The driving mechanics are a vast improvement from the first game and no longer feel like a never ending chore. The vintage, and rather cool looking, cars handle much better and are noticeably faster (as they should be 20 years on). The police are no longer a total buzz kill and will let you go for small things like running a red light. They’re still furious about you zooming past way over the speed limit or running over oblivious pedestrians, though. If that happens, you can evade them, pay a fine, bribe them or resist arrest screaming “I’m innocent I tell ya!” at your TV screen. More serious crimes will result in roadblocks and rather persistent cops, but you can easily fool them with a change of clothes or a new set of wheels. A speed limiter can be turned on or off at anytime, allowing you to remain within the road laws and avoid having to deal with the rozzers.
Mafia II ReviewAre we all firing blanks or is someone actually going to be shot?
I played Mafia II on PS3 and quickly compared it to 40 minutes of the Xbox 360 version. Most criticism of the visual inconsistencies between the two versions is greatly unfounded. Yes, the PS3 version is missing some grass and a little bit of blood, but really, that’s it. There are a couple of rough edges but most of the differences are negligible and didn’t make me regret electing to play on the console with the free, exclusive DLC. The Betrayal of Jimmy extends the gameplay and is a great little bonus for PS3 owners; after all, we can hardly argue with free bonus content.

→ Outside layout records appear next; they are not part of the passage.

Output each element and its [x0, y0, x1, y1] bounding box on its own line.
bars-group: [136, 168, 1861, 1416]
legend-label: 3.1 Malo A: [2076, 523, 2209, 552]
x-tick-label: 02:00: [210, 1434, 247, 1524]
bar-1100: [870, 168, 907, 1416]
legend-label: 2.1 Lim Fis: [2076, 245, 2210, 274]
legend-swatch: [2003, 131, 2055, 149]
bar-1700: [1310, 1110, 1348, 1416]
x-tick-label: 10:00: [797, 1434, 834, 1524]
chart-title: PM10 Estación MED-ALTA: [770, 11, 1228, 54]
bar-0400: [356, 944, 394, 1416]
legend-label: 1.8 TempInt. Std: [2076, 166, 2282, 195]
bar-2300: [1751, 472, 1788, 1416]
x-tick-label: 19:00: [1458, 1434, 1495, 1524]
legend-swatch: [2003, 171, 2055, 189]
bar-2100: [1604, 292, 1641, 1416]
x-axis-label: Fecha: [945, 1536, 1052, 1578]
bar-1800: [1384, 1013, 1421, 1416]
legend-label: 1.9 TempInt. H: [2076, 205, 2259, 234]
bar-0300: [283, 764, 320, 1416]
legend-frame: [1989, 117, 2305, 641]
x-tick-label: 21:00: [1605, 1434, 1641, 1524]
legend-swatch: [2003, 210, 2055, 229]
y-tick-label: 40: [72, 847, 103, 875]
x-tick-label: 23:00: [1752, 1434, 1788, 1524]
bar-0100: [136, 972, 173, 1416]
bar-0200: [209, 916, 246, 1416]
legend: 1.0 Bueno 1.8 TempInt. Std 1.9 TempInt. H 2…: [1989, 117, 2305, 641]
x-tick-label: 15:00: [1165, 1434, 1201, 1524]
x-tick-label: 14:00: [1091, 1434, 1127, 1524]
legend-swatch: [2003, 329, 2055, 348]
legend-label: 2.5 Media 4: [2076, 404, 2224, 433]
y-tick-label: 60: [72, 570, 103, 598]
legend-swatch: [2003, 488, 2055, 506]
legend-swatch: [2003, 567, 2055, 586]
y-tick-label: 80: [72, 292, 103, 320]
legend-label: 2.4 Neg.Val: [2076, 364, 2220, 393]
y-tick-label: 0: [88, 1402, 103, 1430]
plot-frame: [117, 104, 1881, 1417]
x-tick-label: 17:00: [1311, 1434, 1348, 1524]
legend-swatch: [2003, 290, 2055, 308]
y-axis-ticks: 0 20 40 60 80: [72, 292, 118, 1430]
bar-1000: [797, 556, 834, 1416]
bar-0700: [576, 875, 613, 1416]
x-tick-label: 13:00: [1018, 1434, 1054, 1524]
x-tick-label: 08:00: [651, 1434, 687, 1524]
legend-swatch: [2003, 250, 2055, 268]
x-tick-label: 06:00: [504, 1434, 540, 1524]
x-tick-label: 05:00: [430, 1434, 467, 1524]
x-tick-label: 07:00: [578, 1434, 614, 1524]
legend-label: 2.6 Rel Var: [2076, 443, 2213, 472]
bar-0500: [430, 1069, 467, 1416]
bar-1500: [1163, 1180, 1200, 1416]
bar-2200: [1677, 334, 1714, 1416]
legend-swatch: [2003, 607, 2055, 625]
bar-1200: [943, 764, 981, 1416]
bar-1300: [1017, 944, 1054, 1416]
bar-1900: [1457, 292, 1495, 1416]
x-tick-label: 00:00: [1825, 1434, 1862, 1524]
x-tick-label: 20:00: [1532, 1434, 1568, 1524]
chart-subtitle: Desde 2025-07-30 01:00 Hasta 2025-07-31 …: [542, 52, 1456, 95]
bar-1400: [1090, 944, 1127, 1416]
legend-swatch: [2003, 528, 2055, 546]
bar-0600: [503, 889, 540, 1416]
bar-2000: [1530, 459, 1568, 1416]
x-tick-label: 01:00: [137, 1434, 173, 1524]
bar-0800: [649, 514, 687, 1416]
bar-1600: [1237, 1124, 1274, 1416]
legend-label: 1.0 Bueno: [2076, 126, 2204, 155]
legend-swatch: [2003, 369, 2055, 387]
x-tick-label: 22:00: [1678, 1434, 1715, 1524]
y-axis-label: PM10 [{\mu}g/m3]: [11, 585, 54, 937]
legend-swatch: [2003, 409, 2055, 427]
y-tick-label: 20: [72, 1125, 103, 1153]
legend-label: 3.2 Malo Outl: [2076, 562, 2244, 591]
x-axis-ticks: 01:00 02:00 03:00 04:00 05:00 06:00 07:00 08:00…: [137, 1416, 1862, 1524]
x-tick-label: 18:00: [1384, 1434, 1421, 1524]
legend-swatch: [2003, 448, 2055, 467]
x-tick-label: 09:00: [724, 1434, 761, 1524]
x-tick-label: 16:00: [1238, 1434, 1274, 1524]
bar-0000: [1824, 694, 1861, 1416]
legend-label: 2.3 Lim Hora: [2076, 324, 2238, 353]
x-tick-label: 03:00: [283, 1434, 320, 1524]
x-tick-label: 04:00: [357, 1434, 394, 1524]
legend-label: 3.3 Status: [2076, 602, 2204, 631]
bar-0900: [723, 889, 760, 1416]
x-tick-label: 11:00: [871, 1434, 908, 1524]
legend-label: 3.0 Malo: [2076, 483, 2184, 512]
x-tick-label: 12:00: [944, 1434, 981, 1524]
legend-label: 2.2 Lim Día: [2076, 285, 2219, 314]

The primary characters are fantastic in both gameplay and cut-scenes. They’re detailed right down to the last stitch on their stylish suits and besides some minor lip syncing issues, are very well rendered. Empire Bay is brought to life in a believable and atmospheric style that recreates a city inspired by 1940’s and 50’s New York City. The fashion, the people, the places and the music are all reminisced of the time. The environments are good without being mind-blowing and are generally diverse enough to develop the sense of driving around a large city – even if you never really explore it.
Mafia II ReviewMafia Rule #1: Be cool.
The soundtrack is great, for the first couple of hours, if you’re a fan of 50’s music. However, it does start to become repetitive and limited long before you’ve finished the game. In this day and age you could always play your own music, but that’d be a shame considering how important the soundtrack is to developing the atmosphere of Empire Bay. The voice acting is amazing and can hardly be faulted. The characters deliver genuine emotion through dialogue and have contrasting accents from American to Italian and something in between.